Corporate China

Weibo: Huawei, ZTE chase 'cool', Xiaomi chases Apple

PUBLISHED : Monday, 23 December, 2013, 8:54am
UPDATED : Monday, 23 December, 2013, 9:02am

Stodgy telecoms giants ZTE (0763.HK) and Huawei were fighting a heated battle in the microblogging realm to be the "New Cool of School" last week, as each trumpeted niche smartphone brands aimed at copying the success of the ultra-trendy Xiaomi. But the original "King of Cool" had no time for the pair of challengers, and instead hinted at a major new global distribution deal as it chases its own role model, global tech giant Apple (Nasdaq: AAPL). The subtext of all this is that everyone making smartphones ultimately wants to imitate Apple, whose careful cultivation of a premium and trendy image over the years has helped it to stay on top in the fast-changing world of high-tech gadgets for far longer than most companies.

Huawei Vice President Yu Chengdong was blitzing the blogosphere nonstop after his company's high profile re-launch of its Honor brand smartphones at an event in Beijing. The company formally spun off Honor from its mainstream Huawei-brand phones, taking aim at the same image-conscious young, trendy consumers who have made Xiaomi into China's King of Cool.

Most of Yu's microblog posts trumpeted three newly launched Honour models, including one costing less than 1,000 yuan (HK$1267). Yu makes no secret of who his main target is, at one point challenging online buyers to compare the new Honor models with comparable ones from Xiaomi.

In an interesting tactical move, Yu even solicits an endorsement from Zhou Hongyi, the founder of controversial security software maker Qihoo 360 (NYSE: QIHU). Zhou has his own contentious relationship with Xiaomi co-founder Jun Lei, so perhaps it's not too surprising to see him throwing his support behind Huawei and Honor. In one of his own microblog posts, Zhou has special praise for the Honor 3C model costing only 798 yuan, exactly one yuan less than Xiaomi's low-cost Hongmi model rolled out during the summer. 

Meantime, ZTE's Ni Fei was also blitzing the airwaves with his own series of microblog posts hyping his company's Nubia line of smartphones. ZTE re-launched the brand in China two weeks ago, using a major online campaign that looked strikingly similar to the kind used by Xiaomi. Unlike Huawei, ZTE's new Nubia models cost 1,499 yuan and 1,999 yuan, taking aim at Xiaomi's more mainstream models.

Ni and ZTE Vice President Kan Yulun were both full of praise for themselves for another online promotion that saw the Nubia z5s mini model, which costs 1,499, log orders for 83,000 units in the first one minute and 48 seconds of the sale. The posts are purely promotional and not really worth repeating here, but they do show that ZTE and Huawei are suffering from a serious case of Xiaomi envy.

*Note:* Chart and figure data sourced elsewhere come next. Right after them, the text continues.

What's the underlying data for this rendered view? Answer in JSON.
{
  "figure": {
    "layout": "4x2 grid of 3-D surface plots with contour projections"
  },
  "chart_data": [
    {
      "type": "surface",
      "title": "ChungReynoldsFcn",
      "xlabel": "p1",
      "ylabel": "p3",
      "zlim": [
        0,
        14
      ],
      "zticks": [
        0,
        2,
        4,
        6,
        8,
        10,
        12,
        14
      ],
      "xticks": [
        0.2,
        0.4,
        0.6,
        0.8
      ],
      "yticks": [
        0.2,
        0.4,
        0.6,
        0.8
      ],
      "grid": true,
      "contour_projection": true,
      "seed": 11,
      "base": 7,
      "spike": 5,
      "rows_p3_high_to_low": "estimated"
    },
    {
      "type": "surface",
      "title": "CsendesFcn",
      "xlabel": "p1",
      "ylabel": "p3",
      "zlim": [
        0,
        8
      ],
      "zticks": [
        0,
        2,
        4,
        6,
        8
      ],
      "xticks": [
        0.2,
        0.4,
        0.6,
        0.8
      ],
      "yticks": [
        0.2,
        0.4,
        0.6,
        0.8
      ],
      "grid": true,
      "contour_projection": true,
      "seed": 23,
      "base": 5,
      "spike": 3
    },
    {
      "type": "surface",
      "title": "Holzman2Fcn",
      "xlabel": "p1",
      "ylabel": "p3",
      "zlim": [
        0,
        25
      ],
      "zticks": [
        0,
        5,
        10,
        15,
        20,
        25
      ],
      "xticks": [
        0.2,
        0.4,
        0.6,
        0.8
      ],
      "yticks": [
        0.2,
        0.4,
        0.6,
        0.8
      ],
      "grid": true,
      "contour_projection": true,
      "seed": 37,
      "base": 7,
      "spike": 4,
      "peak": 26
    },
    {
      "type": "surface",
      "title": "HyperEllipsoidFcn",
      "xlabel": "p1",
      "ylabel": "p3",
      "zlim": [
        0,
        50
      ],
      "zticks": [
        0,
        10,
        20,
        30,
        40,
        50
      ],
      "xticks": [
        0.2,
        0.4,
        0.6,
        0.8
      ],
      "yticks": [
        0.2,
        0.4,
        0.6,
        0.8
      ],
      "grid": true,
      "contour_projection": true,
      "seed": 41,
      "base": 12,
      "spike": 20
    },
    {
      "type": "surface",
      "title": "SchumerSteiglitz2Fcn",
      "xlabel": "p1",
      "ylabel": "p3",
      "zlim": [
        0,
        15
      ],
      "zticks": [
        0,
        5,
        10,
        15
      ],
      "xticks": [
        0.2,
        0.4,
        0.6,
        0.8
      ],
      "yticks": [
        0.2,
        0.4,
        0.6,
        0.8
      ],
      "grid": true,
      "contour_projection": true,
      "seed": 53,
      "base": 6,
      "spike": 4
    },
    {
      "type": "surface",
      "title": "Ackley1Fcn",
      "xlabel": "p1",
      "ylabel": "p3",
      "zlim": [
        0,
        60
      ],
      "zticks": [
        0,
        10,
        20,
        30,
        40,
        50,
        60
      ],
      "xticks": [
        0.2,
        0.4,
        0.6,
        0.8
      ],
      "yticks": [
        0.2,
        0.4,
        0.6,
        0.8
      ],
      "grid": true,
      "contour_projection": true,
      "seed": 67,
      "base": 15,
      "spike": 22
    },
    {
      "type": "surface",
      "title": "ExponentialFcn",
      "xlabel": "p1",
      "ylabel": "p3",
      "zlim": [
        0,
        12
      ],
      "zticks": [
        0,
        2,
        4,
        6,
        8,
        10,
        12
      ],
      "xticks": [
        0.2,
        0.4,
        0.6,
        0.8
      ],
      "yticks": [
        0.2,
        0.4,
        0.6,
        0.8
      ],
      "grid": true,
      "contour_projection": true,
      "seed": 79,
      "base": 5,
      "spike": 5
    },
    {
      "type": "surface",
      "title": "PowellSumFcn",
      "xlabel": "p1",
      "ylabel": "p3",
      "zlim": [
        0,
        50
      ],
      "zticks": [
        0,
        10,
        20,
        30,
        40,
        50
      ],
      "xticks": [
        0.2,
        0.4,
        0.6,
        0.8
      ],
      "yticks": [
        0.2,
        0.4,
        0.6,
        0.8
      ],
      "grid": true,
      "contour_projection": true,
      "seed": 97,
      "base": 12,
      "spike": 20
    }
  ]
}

Whether or not Honor or Nubia will succeed in copying Xiaomi's "cool" business model is an open question for now; but if I were betting I'd put the chances for success at less than 30 per cent in each case.

While ZTE and Huawei were both squarely focused on China, Xiaomi's own attention was fixed on the global market as it aims to export its trendy model to the rest of the world. Hints of a new major distribution agreement that could help it achieve that goal were coming from Hugo Barra, the former high-level executive in Google's (Nasdaq: GOOG) Android division who defected to Xiaomi over the summer.

In one of his microblog posts week, Barra says simply that Xiaomi co-founder Lin Bin has just held a meeting with Marcelo Claure, founder and CEO of Brightstar, one of the world's top smartphone distributors. The post includes a photo of Lin, Claure and two others playing a game of foozball during a break from one of their meetings, with the strong implication that Barra was also present at the meetings and snapped the photo.

One of Lei Jun's major objectives in hiring Barra was to drive Xiaomi's global expansion beyond China and Asia. The company currently counts China as its main market, but has also recently expanded into Hong Kong, Taiwan and some Southeast Asian countries. I'll admit I don't know much about Brightstar, though its website says it has a presence in 50 countries and is the world's 58th largest privately owned firm. Look for Xiaomi and Brightstar to ink a distribution deal soon, if they haven't already, and for some big announcements about the company's move into new global markets shortly after that.